# Gothic 2 DNdR: Der Eisdrache



## Tronox1200 (1. Februar 2005)

Hi Leudz,

wie töte ich den Eisdrachen? Der regneriert sich ja ständig. Kann ich den auch töten ohne Feuerregen?


----------



## Pyrokar (1. Februar 2005)

Tronox1200 am 01.02.2005 12:50 schrieb:
			
		

> Hi Leudz,
> 
> wie töte ich den Eisdrachen? Der regneriert sich ja ständig. Kann ich den auch töten ohne Feuerregen?




klar kann man den ohne feuerregen töten.

1.spruchrolle "monster schrumpfen" kaufen
2.mit feuerdämonen bearbeiten (aber gegenm eißdrachen kA,müssteste ausprobieren..nebenbei noch draufhacken)
3.einfach auf die einfache art "draufhaun".(nur wenne drachenjäger oder paladin bist   ),so hab ichs gemacht

nebenbei.mach mal mehr angaben..(lvl,stärke,waffe (runen usw.),und die gilde
könnt ja sein das du einfach zu schwach bist.dann musse n bissel leveln gehn.

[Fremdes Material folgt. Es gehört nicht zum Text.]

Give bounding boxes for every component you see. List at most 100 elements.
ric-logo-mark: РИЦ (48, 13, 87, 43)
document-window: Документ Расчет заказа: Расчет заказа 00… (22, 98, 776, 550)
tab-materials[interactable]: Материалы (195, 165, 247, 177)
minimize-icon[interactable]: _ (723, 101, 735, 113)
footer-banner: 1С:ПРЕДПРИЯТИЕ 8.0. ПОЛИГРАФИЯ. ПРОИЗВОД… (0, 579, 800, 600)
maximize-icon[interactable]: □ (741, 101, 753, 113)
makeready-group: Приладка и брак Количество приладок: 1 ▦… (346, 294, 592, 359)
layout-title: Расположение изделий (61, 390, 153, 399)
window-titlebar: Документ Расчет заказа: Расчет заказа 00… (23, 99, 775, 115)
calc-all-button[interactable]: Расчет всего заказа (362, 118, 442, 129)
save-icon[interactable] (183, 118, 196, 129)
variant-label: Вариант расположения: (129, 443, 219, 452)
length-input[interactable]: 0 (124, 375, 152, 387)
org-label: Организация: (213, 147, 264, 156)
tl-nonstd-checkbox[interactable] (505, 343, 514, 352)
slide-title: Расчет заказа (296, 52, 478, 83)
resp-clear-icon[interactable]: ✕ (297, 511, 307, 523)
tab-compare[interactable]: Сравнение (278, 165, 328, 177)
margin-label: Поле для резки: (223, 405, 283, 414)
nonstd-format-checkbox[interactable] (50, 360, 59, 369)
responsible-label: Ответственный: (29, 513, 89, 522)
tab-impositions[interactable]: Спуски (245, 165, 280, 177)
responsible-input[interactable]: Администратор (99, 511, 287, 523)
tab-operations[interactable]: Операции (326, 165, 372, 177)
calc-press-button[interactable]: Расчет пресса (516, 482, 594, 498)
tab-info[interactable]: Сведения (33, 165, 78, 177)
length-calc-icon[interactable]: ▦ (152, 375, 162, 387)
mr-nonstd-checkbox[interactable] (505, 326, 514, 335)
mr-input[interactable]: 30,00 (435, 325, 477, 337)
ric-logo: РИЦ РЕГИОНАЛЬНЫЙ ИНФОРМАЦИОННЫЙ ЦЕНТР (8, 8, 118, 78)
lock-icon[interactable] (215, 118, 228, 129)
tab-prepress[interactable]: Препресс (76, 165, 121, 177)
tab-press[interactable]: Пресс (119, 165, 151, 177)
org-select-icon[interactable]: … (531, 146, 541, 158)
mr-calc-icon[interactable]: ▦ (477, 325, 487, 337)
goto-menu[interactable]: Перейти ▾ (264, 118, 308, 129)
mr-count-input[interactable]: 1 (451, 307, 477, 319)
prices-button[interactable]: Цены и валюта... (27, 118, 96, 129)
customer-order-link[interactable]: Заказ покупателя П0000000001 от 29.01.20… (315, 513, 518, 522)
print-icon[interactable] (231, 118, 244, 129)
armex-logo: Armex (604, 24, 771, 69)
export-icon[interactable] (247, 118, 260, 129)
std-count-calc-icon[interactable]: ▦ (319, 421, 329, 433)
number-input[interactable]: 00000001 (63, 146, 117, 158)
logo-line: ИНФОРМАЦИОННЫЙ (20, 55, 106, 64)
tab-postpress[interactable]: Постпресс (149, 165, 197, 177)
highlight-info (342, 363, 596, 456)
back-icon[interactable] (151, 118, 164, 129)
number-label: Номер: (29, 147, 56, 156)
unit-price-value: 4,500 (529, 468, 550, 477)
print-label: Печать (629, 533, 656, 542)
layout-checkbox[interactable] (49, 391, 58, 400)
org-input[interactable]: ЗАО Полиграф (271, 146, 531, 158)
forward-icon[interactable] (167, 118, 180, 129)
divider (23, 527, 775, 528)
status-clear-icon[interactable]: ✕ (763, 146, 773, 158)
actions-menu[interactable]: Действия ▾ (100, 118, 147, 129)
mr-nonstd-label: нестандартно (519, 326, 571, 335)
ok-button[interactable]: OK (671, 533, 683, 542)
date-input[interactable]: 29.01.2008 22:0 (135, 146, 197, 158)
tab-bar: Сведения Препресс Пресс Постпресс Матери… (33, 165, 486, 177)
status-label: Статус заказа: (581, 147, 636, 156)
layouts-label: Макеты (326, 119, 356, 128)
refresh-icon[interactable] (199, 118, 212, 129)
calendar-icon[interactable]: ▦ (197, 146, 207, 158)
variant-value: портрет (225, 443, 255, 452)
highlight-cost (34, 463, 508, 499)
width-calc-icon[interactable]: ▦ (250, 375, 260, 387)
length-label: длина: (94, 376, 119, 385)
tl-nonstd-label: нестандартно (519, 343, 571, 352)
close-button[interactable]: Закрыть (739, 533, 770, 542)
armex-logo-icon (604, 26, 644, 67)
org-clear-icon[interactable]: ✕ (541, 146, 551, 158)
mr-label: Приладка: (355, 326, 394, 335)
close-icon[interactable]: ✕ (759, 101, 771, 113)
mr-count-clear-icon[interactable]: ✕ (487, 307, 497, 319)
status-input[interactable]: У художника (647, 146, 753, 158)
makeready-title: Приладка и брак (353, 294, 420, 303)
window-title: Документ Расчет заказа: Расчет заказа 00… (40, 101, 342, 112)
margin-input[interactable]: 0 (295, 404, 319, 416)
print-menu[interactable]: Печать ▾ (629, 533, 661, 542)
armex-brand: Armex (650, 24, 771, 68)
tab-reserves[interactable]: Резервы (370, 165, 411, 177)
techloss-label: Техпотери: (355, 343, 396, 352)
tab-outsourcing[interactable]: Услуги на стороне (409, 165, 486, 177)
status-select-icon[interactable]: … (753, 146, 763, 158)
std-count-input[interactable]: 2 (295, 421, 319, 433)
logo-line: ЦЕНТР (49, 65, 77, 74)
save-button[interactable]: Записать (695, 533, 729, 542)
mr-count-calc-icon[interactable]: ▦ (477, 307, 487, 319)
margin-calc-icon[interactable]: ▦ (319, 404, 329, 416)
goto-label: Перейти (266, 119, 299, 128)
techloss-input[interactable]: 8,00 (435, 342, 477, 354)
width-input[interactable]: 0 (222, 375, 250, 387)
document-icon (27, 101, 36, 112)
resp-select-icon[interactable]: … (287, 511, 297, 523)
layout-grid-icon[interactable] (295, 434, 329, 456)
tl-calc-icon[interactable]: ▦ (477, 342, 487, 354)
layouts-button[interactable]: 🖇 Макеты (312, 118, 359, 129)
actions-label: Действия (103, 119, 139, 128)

ps. alle drachen regenerieren sich in DndR^^

grüße


----------



## bjoerns89 (1. Februar 2005)

Tronox1200 am 01.02.2005 12:50 schrieb:
			
		

> Hi Leudz,
> 
> wie töte ich den Eisdrachen? Der regneriert sich ja ständig. Kann ich den auch töten ohne Feuerregen?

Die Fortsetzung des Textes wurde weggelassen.